Penerimaan Pajak Membaik, Tapi Diperkirakan Tetap Shortfall Akhir 2021
Sejumlah jenis pajak masih mengalami perlambatan.
Jakarta, FORTUNE - Kementerian Keuangan mencatat penerimaan pajak per akhir Agustus 2021 mencapai Rp741,3 triliun atau 60,3 persen dari target Rp1.229,6 triliun dalam APBN. Dibandingkan periode sama tahun lalu, jumlah pajak yang masuk kantong pemerintah itu meningkat 9,5 persen.
Namun demikian, Direktur Eksekutif Institute for Development of Economics and Finance (Indef) Ahmad Tauhid memperkirakan realisasi penerimaan pajak hingga akhir tahun ini tak mencapai target.
Pasalnya, penerimaan beberapa jenis pajak masih terlihat mengalami kontraksi. PPh Badan, misalnya, masih minus 2,8 persen kendati mengalami perbaikan dari posisi 2020 yang turun hingga 27,5 persen
Padahal kontribusinya terhadap total penerimaan pajak cukup dominan yakni 14,8 persen—terbesar ketiga setelah PPN Dalam Negeri dan PPN Impor. "Akan sulit sepertinya untuk capai target. Apalagi mengingat tingkat kepatuhan wajib pajak badan masih cukup rendah, masih 50 persen. Wajib pajak pribadi itu sudah lumayan 70 persen," ujarnya kepada Fortune Indonesia, Jumat (24/9).
Di samping itu, kendati realisasinya akan lebih besar dari tahun lalu yang hanya 89,3 persen, capaian penerimaan pajak akhir tahun ini juga akan sulit kembali ke masa sebelum pandemi. Sebab, tahun ini penerimaan juga ditopang oleh harga komoditas yang lonjakannya terjadi di awal hingga pertengahan tahun.

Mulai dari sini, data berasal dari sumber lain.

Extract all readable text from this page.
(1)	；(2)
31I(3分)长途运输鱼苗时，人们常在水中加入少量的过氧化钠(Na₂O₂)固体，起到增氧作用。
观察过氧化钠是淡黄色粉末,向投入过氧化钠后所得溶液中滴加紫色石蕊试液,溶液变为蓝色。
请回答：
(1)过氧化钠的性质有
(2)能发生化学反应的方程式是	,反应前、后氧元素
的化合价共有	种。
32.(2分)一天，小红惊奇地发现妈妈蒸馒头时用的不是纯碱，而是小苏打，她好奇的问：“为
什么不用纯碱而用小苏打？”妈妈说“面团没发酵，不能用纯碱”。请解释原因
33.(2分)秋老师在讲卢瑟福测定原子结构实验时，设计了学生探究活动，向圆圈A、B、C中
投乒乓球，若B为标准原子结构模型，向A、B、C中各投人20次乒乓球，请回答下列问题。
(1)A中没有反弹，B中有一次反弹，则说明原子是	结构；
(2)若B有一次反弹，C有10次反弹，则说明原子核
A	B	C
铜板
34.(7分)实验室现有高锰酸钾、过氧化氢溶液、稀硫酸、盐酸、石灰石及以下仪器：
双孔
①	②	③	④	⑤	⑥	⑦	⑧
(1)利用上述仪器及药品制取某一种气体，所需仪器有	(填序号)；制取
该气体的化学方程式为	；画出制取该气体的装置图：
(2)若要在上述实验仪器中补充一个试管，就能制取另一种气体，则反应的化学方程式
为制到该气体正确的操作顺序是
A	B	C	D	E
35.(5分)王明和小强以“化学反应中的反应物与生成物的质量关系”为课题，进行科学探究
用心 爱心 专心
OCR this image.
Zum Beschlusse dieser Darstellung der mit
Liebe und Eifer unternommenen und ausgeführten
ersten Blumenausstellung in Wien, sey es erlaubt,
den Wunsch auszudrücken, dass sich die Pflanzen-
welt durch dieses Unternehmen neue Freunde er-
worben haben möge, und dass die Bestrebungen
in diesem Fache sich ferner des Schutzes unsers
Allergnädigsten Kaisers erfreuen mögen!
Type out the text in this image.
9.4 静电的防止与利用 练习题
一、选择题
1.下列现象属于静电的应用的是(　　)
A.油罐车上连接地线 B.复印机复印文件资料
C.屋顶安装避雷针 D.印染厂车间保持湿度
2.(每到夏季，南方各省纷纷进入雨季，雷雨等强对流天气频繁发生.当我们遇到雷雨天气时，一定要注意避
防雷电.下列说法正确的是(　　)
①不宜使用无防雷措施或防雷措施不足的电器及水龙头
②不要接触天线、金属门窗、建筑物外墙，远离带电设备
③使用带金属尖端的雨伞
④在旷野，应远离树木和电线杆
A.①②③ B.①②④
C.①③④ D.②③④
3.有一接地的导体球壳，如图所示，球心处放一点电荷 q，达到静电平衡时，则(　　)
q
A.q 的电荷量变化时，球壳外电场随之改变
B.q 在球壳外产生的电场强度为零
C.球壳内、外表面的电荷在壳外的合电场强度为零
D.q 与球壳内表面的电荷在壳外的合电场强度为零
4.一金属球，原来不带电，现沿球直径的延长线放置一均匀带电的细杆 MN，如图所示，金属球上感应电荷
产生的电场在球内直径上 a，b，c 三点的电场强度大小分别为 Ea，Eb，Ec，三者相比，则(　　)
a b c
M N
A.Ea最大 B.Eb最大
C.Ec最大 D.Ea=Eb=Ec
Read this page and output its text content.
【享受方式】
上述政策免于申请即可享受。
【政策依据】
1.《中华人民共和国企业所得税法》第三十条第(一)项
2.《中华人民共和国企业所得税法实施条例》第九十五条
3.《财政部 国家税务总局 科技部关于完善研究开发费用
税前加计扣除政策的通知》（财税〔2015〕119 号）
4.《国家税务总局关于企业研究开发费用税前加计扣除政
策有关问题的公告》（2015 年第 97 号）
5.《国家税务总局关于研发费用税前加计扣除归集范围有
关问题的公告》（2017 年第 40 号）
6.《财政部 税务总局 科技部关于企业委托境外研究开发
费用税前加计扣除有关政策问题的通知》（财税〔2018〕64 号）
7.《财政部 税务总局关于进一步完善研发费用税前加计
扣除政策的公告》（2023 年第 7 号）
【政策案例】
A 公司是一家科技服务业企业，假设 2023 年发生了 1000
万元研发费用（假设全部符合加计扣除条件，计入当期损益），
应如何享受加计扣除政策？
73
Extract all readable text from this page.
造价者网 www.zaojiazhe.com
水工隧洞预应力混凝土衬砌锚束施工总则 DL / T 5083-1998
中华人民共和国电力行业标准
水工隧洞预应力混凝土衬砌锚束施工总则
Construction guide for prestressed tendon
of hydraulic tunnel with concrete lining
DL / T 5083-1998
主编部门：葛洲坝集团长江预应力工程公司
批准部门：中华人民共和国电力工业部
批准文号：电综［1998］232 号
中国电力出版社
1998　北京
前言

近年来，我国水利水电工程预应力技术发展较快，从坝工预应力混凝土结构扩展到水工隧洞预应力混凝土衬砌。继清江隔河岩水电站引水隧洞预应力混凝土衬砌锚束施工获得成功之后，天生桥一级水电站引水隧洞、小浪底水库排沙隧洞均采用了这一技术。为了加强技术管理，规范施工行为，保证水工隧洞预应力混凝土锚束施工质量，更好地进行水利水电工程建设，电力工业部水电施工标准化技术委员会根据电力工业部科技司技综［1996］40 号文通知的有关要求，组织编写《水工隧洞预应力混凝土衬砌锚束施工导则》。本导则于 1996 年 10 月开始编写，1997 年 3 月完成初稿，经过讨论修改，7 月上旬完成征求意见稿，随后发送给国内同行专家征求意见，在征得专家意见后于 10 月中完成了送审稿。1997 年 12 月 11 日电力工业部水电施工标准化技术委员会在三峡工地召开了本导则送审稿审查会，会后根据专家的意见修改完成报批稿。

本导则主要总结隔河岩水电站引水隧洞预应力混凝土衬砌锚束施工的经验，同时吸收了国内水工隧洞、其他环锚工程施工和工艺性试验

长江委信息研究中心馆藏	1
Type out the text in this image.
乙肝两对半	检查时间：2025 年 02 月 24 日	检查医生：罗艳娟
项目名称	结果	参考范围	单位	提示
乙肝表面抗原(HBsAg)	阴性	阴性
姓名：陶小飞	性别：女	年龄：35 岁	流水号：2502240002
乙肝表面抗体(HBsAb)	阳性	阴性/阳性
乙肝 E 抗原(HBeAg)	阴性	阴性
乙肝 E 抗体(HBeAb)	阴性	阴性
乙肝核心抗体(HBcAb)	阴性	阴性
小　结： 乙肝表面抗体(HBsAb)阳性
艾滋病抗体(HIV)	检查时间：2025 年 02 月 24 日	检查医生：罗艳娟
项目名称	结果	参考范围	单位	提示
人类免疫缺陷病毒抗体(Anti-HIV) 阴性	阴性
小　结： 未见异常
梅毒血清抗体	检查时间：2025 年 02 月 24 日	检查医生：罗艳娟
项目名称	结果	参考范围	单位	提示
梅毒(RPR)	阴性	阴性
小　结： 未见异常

"Akhir tahun sepertinya harga akan kembali turun atau landai sehingga perusahaan yang dapat untung besar akan mulai berkurang pendapatannya dan berpengaruh ke kinerja penerimaan pajak. Prediksi saya masih mungkin di bawah 90 persen," tuturnya.
Sebagai catatan, selain PPh Badan, penerimaan dari sumber PPh Orang Pribadi juga masih mengalami penurunan 2,1 persen dibandingkan tahun lalu yang tumbuh 2,5 persen. Kemudian PPh 22 impor juga tercatat turun 9,9 persen meski nilainya lebih kecil dari tahun lalu yang minus 38,8 persen.
Tauhid menilai, penurunan pertumbuhan dari dua jenis pajak itu disebabkan oleh faktor pandemi Covid-19 yang memaksa pemerintah mengeluarkan banyak insentif, misalnya untuk impor alat medis. "Jadi perlambatan penerimaan tahun ini tidak bisa dilepaskan dari berbagai insentif yang masih diberikan pemerintah untuk stimulus perekonomian," imbuhnya.
Pertambangan dan Perkebunan Jadi Incaran
Sebelumnya, Direktur Jenderal (Dirjen) Pajak Kementrian Keuangan Suryo Utomo mengatakan pemerintah sedang melirik sektor pertambangan dan perkebunan yang mengalami pertumbuhan harga komoditas sebagai sektor potensial dalam penerimaan pajak.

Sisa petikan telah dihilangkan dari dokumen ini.